O livro de Ester tem um profundo significado em forma de figuras, no qual Assuero está no papel da autoridade máxima (que é Deus, mas Deus não é citado no livro), e a esposa gentia desse rei o despreza (uma figura da igreja antes do arrebatamento, orgulhosa, no espírito de Laodiceia, que não quer testemunhar de sua glória para o mundo). Então ela sai de cena (é reprovada como testemunho) e uma esposa judia toma o seu lugar em um período de grande tribulação.

Continuando com os tipos, Mardoqueu seria um tipo de Cristo, o homem obediente que salva a vida e a honra do rei em troca de nada e também, por isso, acaba sendo instrumento na salvação do povo judeu. Assim como Jesus na tentação do deserto, Mardoqueu nega-se a prestar adoração a Hamã, uma figura de Satanás.
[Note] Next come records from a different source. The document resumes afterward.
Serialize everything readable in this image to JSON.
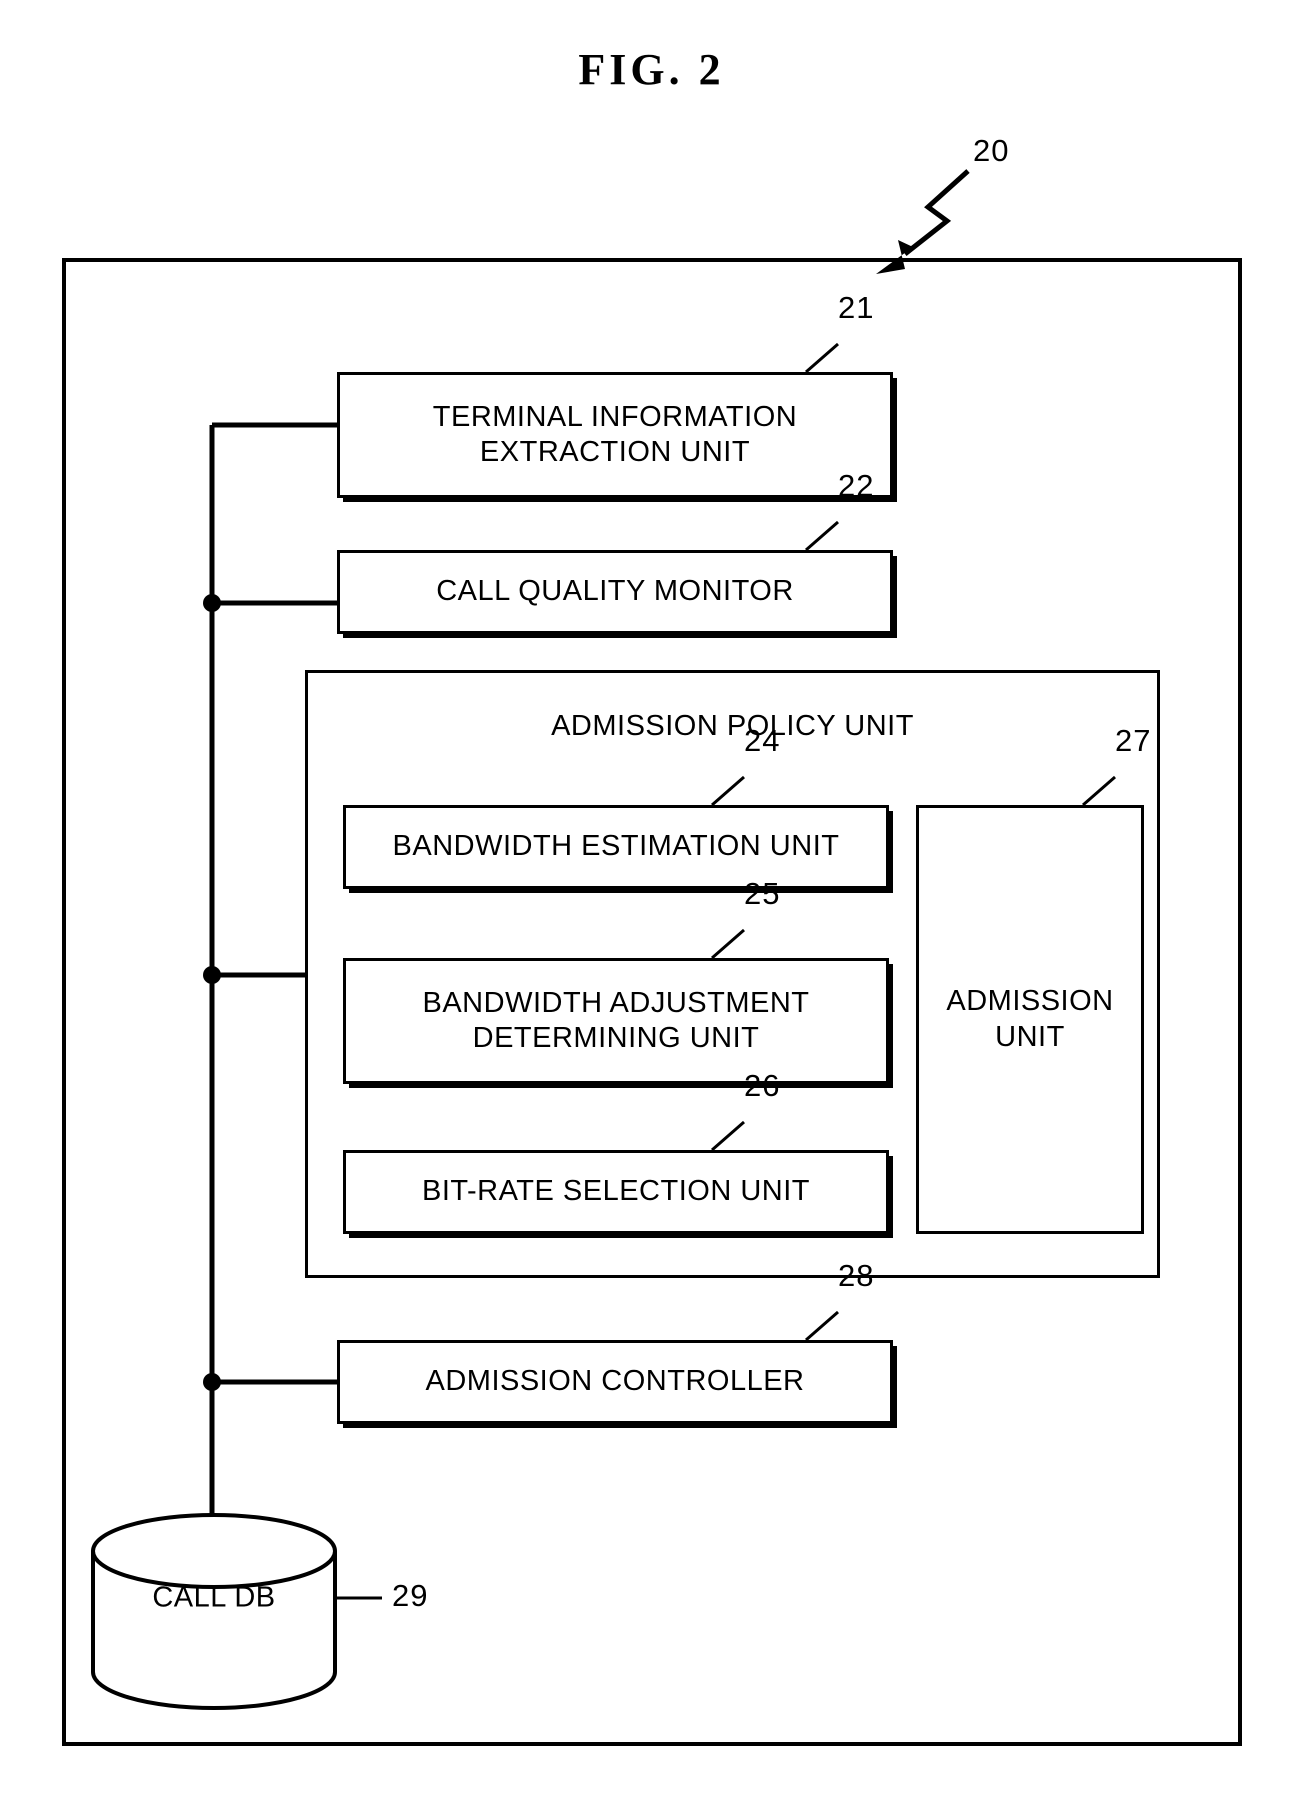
{
  "figure": {
    "title": "FIG.  2",
    "system_ref": "20"
  },
  "blocks": [
    {
      "id": "terminal-information-extraction-unit",
      "label": "TERMINAL INFORMATION\nEXTRACTION UNIT",
      "ref": "21"
    },
    {
      "id": "call-quality-monitor",
      "label": "CALL QUALITY MONITOR",
      "ref": "22"
    },
    {
      "id": "admission-policy-unit",
      "label": "ADMISSION POLICY UNIT",
      "ref": ""
    },
    {
      "id": "bandwidth-estimation-unit",
      "label": "BANDWIDTH ESTIMATION UNIT",
      "ref": "24"
    },
    {
      "id": "bandwidth-adjustment-determining-unit",
      "label": "BANDWIDTH ADJUSTMENT\nDETERMINING UNIT",
      "ref": "25"
    },
    {
      "id": "bit-rate-selection-unit",
      "label": "BIT-RATE SELECTION UNIT",
      "ref": "26"
    },
    {
      "id": "admission-unit",
      "label": "ADMISSION\nUNIT",
      "ref": "27"
    },
    {
      "id": "admission-controller",
      "label": "ADMISSION CONTROLLER",
      "ref": "28"
    },
    {
      "id": "call-db",
      "label": "CALL DB",
      "ref": "29"
    }
  ],
  "colors": {
    "stroke": "#000000",
    "background": "#ffffff"
  }
}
J. N. Darby faz o seguinte comentário da parábola das virgens:

"Os professos, durante a ausência do Senhor, são aqui representados como virgens, que saem para encontrar o Noivo, e iluminarem Seu caminho até a casa. Nesta passagem Ele não é o Noivo da igreja. Ninguém irá encontrar-se com Ele para suas núpcias com a igreja no céu. A noiva não parece nesta parábola. Se ela tivesse sido apresentada aqui, então teria sido Jerusalém na terra. Neste sentido a assembleia não é vista nestes capítulos. Aqui se trata da responsabilidade individual durante a ausência de Cristo."